Les compensations carbone sont non seulement contestées par les milieux écologistes, mais aussi par des chercheurs, et ce, pour plusieurs raisons. Ils reprochent notamment à ces procédures de détourner l’attention du véritable enjeu : réduire les rejets de GES au lieu de les compenser. Mais des réserves sont également émises sur la qualité des crédits carbone. À ce titre, le média en ligne Bloomberg Green a publié, le 21 novembre 2022, une analyse très critique de ces mécanismes.
Cette étude s’appuie sur l’examen de quelque 215 000 transactions de compensation réalisées au cours de la dernière décennie. Elle conclut que de nombreuses grandes entreprises, qui recherchent ou revendiquent la neutralité carbone, utilisent désormais largement le type de compensations le moins cher et le plus « suspect », à savoir celles qui sont liées à des projets d’énergies renouvelables (hydroélectriques, solaires, éoliens). Ainsi, en 2021, sur 190 millions de tonnes de compensations carbone achetées à travers plus de 50 000 transactions, près de 40 % provenaient de projets d’énergies renouvelables.
Les achats de crédits rattachés au soutien de projets solaires ou éoliens semblent bons pour le climat. Néanmoins, Bloomberg Green et plusieurs experts sont d’un autre avis. Pour justifier ces transactions, leurs promoteurs affirment que le financement d’une « bonne » activité permet d’éviter le développement d’une « mauvaise » activité génératrice d’émissions (c’est ce que l’on appelle les émissions évitées). Mais dans la réalité, un grand nombre de projets, en particulier en Chine, auraient été de toutes les manières construits simplement parce que le gouvernement le souhaitait. Les capitaux obtenus grâce aux compensations ne les ont pas rendus viables, mais ont juste augmenté leur rentabilité. De nombreuses « compensations renouvelables » ont émergé alors que les énergies solaires et éoliennes s’étaient déjà imposées comme les sources d’énergie les moins chères dans la plupart des pays. Autrement dit, vendre des compensations à petit prix pour soutenir le développement des énergies renouvelables n’apporte aucun véritable avantage, puisque leur coût est déjà moins élevé que les montants nécessaires pour construire de nouvelles centrales au charbon ou au gaz. La contribution financière obtenue grâce aux compensations est donc disproportionnée par rapport au bénéfice carbone qui leur est attribué.
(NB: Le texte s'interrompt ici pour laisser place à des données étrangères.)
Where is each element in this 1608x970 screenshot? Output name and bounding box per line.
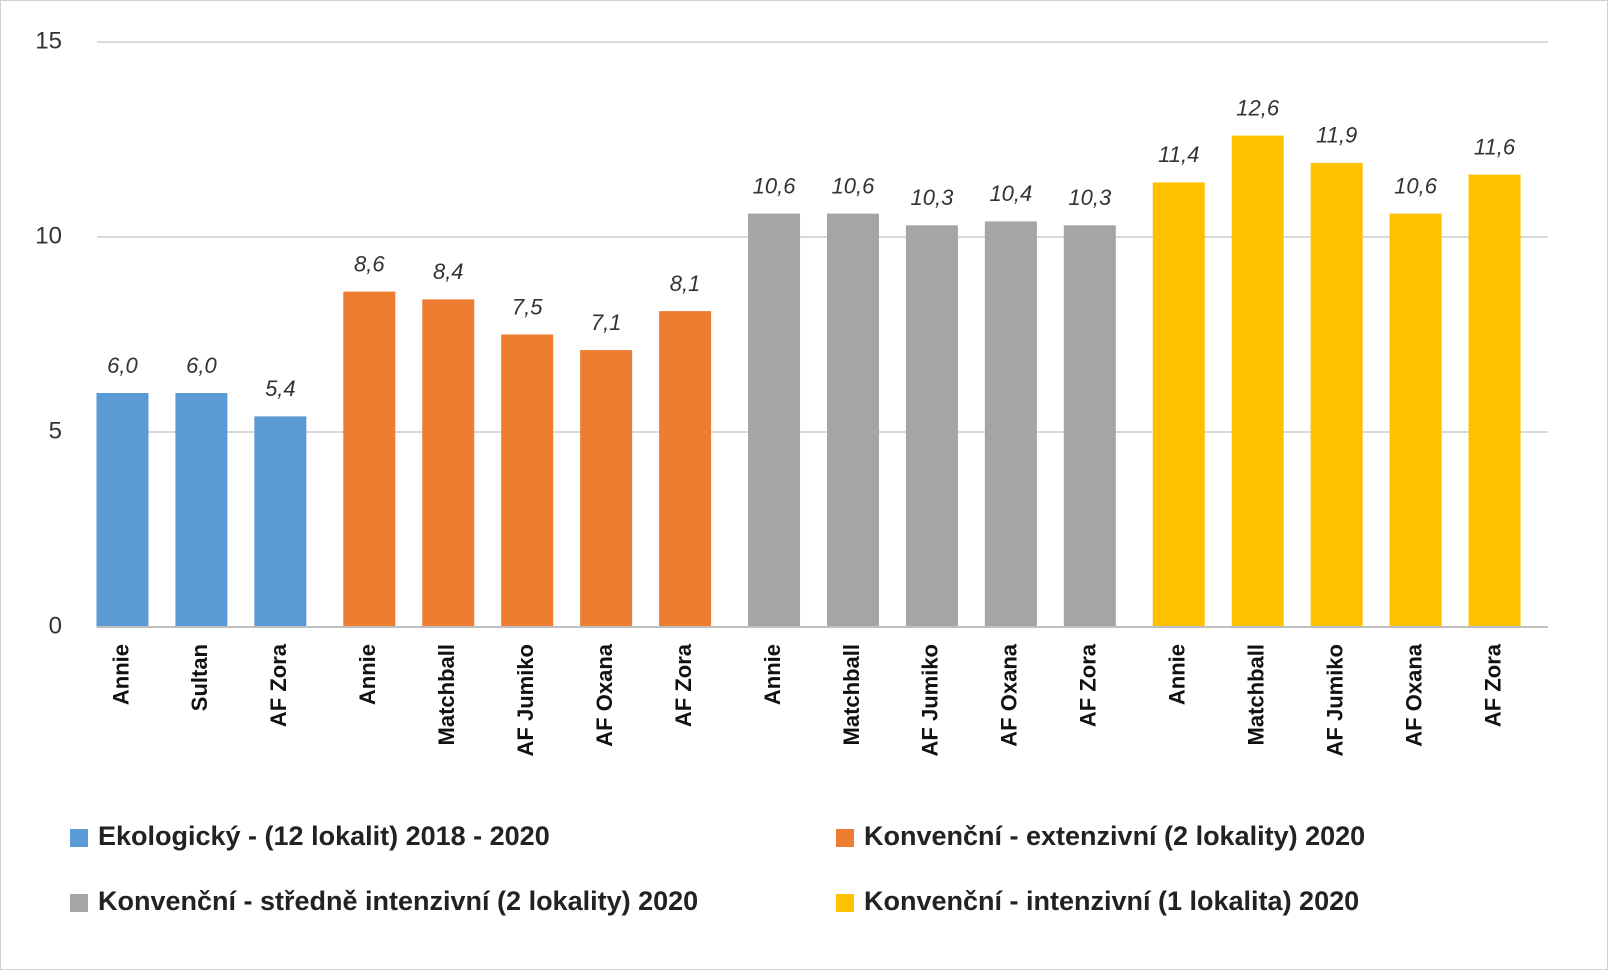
legend-label: Konvenční - intenzivní (1 lokalita) 2020 bbox=[864, 886, 1359, 916]
y-tick-label: 5 bbox=[49, 417, 62, 444]
x-tick-label: AF Oxana bbox=[592, 643, 617, 746]
value-label: 10,3 bbox=[1068, 185, 1112, 210]
y-tick-label: 10 bbox=[35, 222, 62, 249]
bar bbox=[1231, 135, 1284, 627]
x-tick-label: Annie bbox=[355, 644, 380, 705]
bar bbox=[501, 334, 554, 627]
value-label: 10,4 bbox=[989, 181, 1032, 206]
value-label: 11,6 bbox=[1474, 134, 1516, 159]
x-tick-label: AF Zora bbox=[1076, 643, 1101, 727]
bar bbox=[422, 299, 475, 627]
value-label: 8,4 bbox=[433, 259, 464, 284]
bar bbox=[580, 350, 633, 627]
legend-label: Konvenční - extenzivní (2 lokality) 2020 bbox=[864, 821, 1365, 851]
x-tick-label: AF Jumiko bbox=[513, 644, 538, 756]
value-label: 11,4 bbox=[1158, 142, 1199, 167]
y-tick-label: 15 bbox=[35, 27, 62, 54]
bar bbox=[748, 213, 801, 627]
x-tick-label: Annie bbox=[760, 644, 785, 705]
bar bbox=[175, 393, 228, 627]
legend-label: Ekologický - (12 lokalit) 2018 - 2020 bbox=[98, 821, 550, 851]
bar bbox=[1389, 213, 1442, 627]
bar bbox=[96, 393, 149, 627]
x-tick-label: Matchball bbox=[434, 644, 459, 745]
x-tick-label: AF Zora bbox=[266, 643, 291, 727]
value-label: 10,3 bbox=[911, 185, 955, 210]
x-tick-label: AF Jumiko bbox=[918, 644, 943, 756]
x-tick-label: AF Jumiko bbox=[1322, 644, 1347, 756]
legend-swatch bbox=[70, 829, 88, 847]
x-tick-label: Matchball bbox=[1244, 644, 1269, 745]
bar bbox=[826, 213, 879, 627]
x-tick-label: Sultan bbox=[187, 644, 212, 711]
x-tick-label: AF Oxana bbox=[1401, 643, 1426, 746]
value-label: 6,0 bbox=[107, 353, 138, 378]
value-label: 12,6 bbox=[1236, 95, 1280, 120]
legend-swatch bbox=[836, 894, 854, 912]
bar bbox=[1063, 225, 1116, 628]
x-tick-label: Annie bbox=[108, 644, 133, 705]
x-tick-label: Matchball bbox=[839, 644, 864, 745]
value-label: 6,0 bbox=[186, 353, 217, 378]
bar bbox=[343, 291, 396, 627]
value-label: 7,5 bbox=[512, 294, 543, 319]
y-tick-label: 0 bbox=[49, 612, 62, 639]
bar bbox=[1310, 162, 1363, 627]
value-label: 5,4 bbox=[265, 376, 296, 401]
value-label: 8,6 bbox=[354, 251, 385, 276]
bar bbox=[905, 225, 958, 628]
x-tick-label: AF Zora bbox=[671, 643, 696, 727]
x-tick-label: AF Zora bbox=[1480, 643, 1505, 727]
x-tick-label: Annie bbox=[1165, 644, 1190, 705]
bar bbox=[984, 221, 1037, 627]
legend-swatch bbox=[836, 829, 854, 847]
value-label: 8,1 bbox=[670, 271, 701, 296]
value-label: 10,6 bbox=[832, 173, 876, 198]
bar bbox=[254, 416, 307, 627]
value-label: 11,9 bbox=[1316, 123, 1357, 148]
legend-label: Konvenční - středně intenzivní (2 lokali… bbox=[98, 886, 698, 916]
x-tick-label: AF Oxana bbox=[997, 643, 1022, 746]
value-label: 7,1 bbox=[591, 310, 622, 335]
value-label: 10,6 bbox=[1394, 173, 1438, 198]
value-label: 10,6 bbox=[753, 173, 797, 198]
bar bbox=[1152, 182, 1205, 627]
legend-swatch bbox=[70, 894, 88, 912]
bar bbox=[659, 311, 712, 627]
bar bbox=[1468, 174, 1521, 627]
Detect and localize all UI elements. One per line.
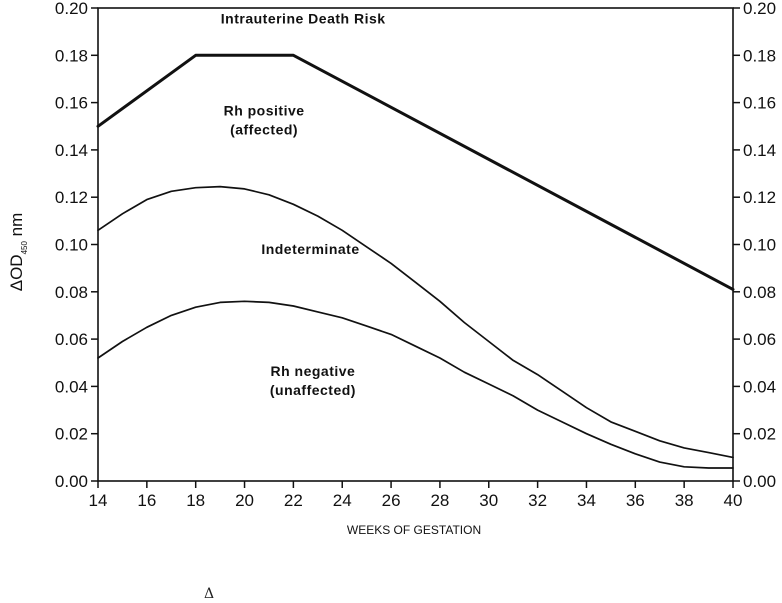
x-tick-label: 16 <box>137 491 156 510</box>
annotation-line: Indeterminate <box>261 241 359 257</box>
y-tick-label-right: 0.14 <box>743 141 776 160</box>
plot-frame <box>97 7 734 482</box>
y-tick-label-left: 0.04 <box>55 377 88 396</box>
x-tick-label: 18 <box>186 491 205 510</box>
series-layer <box>96 53 735 469</box>
y-tick-label-right: 0.06 <box>743 330 776 349</box>
x-axis-title: WEEKS OF GESTATION <box>347 523 481 537</box>
annotation-3: Indeterminate <box>261 241 359 257</box>
annotation-layer: Intrauterine Death Risk Rh positive (affec… <box>221 10 386 398</box>
x-tick-label: 36 <box>626 491 645 510</box>
annotation-line: Intrauterine Death Risk <box>221 10 386 26</box>
y-tick-label-left: 0.20 <box>55 0 88 18</box>
series-line-1 <box>96 53 735 291</box>
x-tick-label: 38 <box>675 491 694 510</box>
series-line-3 <box>97 300 734 469</box>
y-axis-title-prefix: ΔOD <box>7 254 26 291</box>
y-tick-label-left: 0.14 <box>55 141 88 160</box>
x-tick-label: 30 <box>479 491 498 510</box>
y-tick-label-right: 0.00 <box>743 472 776 491</box>
y-axis-title: ΔOD450 nm <box>7 213 29 292</box>
x-tick-label: 22 <box>284 491 303 510</box>
y-tick-label-left: 0.12 <box>55 188 88 207</box>
annotation-4: Rh negative (unaffected) <box>270 363 356 398</box>
y-tick-label-right: 0.18 <box>743 46 776 65</box>
y-tick-label-left: 0.08 <box>55 283 88 302</box>
y-tick-label-left: 0.18 <box>55 46 88 65</box>
x-tick-label: 20 <box>235 491 254 510</box>
y-tick-label-left: 0.16 <box>55 94 88 113</box>
x-tick-label: 14 <box>89 491 108 510</box>
x-tick-label: 26 <box>382 491 401 510</box>
y-tick-label-left: 0.06 <box>55 330 88 349</box>
annotation-1: Intrauterine Death Risk <box>221 10 386 26</box>
annotation-line: (affected) <box>230 122 298 138</box>
x-tick-label: 24 <box>333 491 352 510</box>
series-line-2 <box>97 185 734 459</box>
x-axis: 14 16 18 20 22 24 26 28 30 32 34 36 38 40 <box>89 481 743 510</box>
y-axis-left: 0.00 0.02 0.04 0.06 0.08 0.10 0.12 0.14 0.16 0.18… <box>55 0 98 491</box>
y-tick-label-right: 0.12 <box>743 188 776 207</box>
plot-area <box>97 7 734 482</box>
annotation-2: Rh positive (affected) <box>224 103 305 138</box>
x-tick-label: 32 <box>528 491 547 510</box>
annotation-line: Rh negative <box>270 363 355 379</box>
annotation-line: Rh positive <box>224 103 305 119</box>
y-tick-label-left: 0.00 <box>55 472 88 491</box>
y-tick-label-right: 0.10 <box>743 236 776 255</box>
y-tick-label-right: 0.04 <box>743 377 776 396</box>
footer-glyph: Δ <box>204 586 215 602</box>
y-axis-title-suffix: nm <box>7 213 26 241</box>
y-tick-label-right: 0.08 <box>743 283 776 302</box>
y-axis-right: 0.00 0.02 0.04 0.06 0.08 0.10 0.12 0.14 0.16 0.18… <box>733 0 776 491</box>
y-tick-label-left: 0.10 <box>55 236 88 255</box>
y-tick-label-right: 0.02 <box>743 425 776 444</box>
y-axis-title-subscript: 450 <box>20 241 29 255</box>
y-tick-label-right: 0.20 <box>743 0 776 18</box>
x-tick-label: 40 <box>724 491 743 510</box>
y-tick-label-right: 0.16 <box>743 94 776 113</box>
annotation-line: (unaffected) <box>270 382 356 398</box>
x-tick-label: 28 <box>430 491 449 510</box>
x-tick-label: 34 <box>577 491 596 510</box>
y-tick-label-left: 0.02 <box>55 425 88 444</box>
L’analyse des données de grandes entreprises, lorsqu’elles sont disponibles, montre également que les firmes privilégient ce type de compensation fondé sur la création de projets d’énergies renouvelables car il est peu onéreux. Le prix moyen d’une « compensation renouvelable » était d’environ 2 dollars la tonne en 2021, tandis que les compensations de bien meilleure qualité visant à éliminer le carbone, telles que celles vendues par la société islandaise Climeworks pour transformer le CO2 en concrétion, peuvent coûter jusqu’à 600 dollars la tonne. Un examen attentif montre, par exemple, que la moitié des compensations de Delta Air Lines provient d’énergies renouvelables, principalement des projets éoliens et solaires en Inde. Les certificats plus stricts qui ont pour but d’éliminer le carbone ne constituaient que 6 % de ses crédits carbone en 2021. Quant à La Poste, les projets renouvelables représentaient les trois quarts des 2 millions de compensations achetées l’année dernière.
Les entreprises qui acquièrent des compensations se concentrent ainsi davantage sur le coût que sur l’efficacité ou la crédibilité de ces instruments. Selon les estimations d’Ecosystem Marketplace, le marché total des compensations carbone s’est élevé à 2 milliards de dollars en 2021. Les experts s’attendent à ce qu’il soit multiplié par au moins 10 à mesure que les sociétés se fixent des objectifs climatiques et adoptent les solutions les moins coûteuses pour les atteindre. Or, le marché mondial des compensations carbone n’est pas réglementé.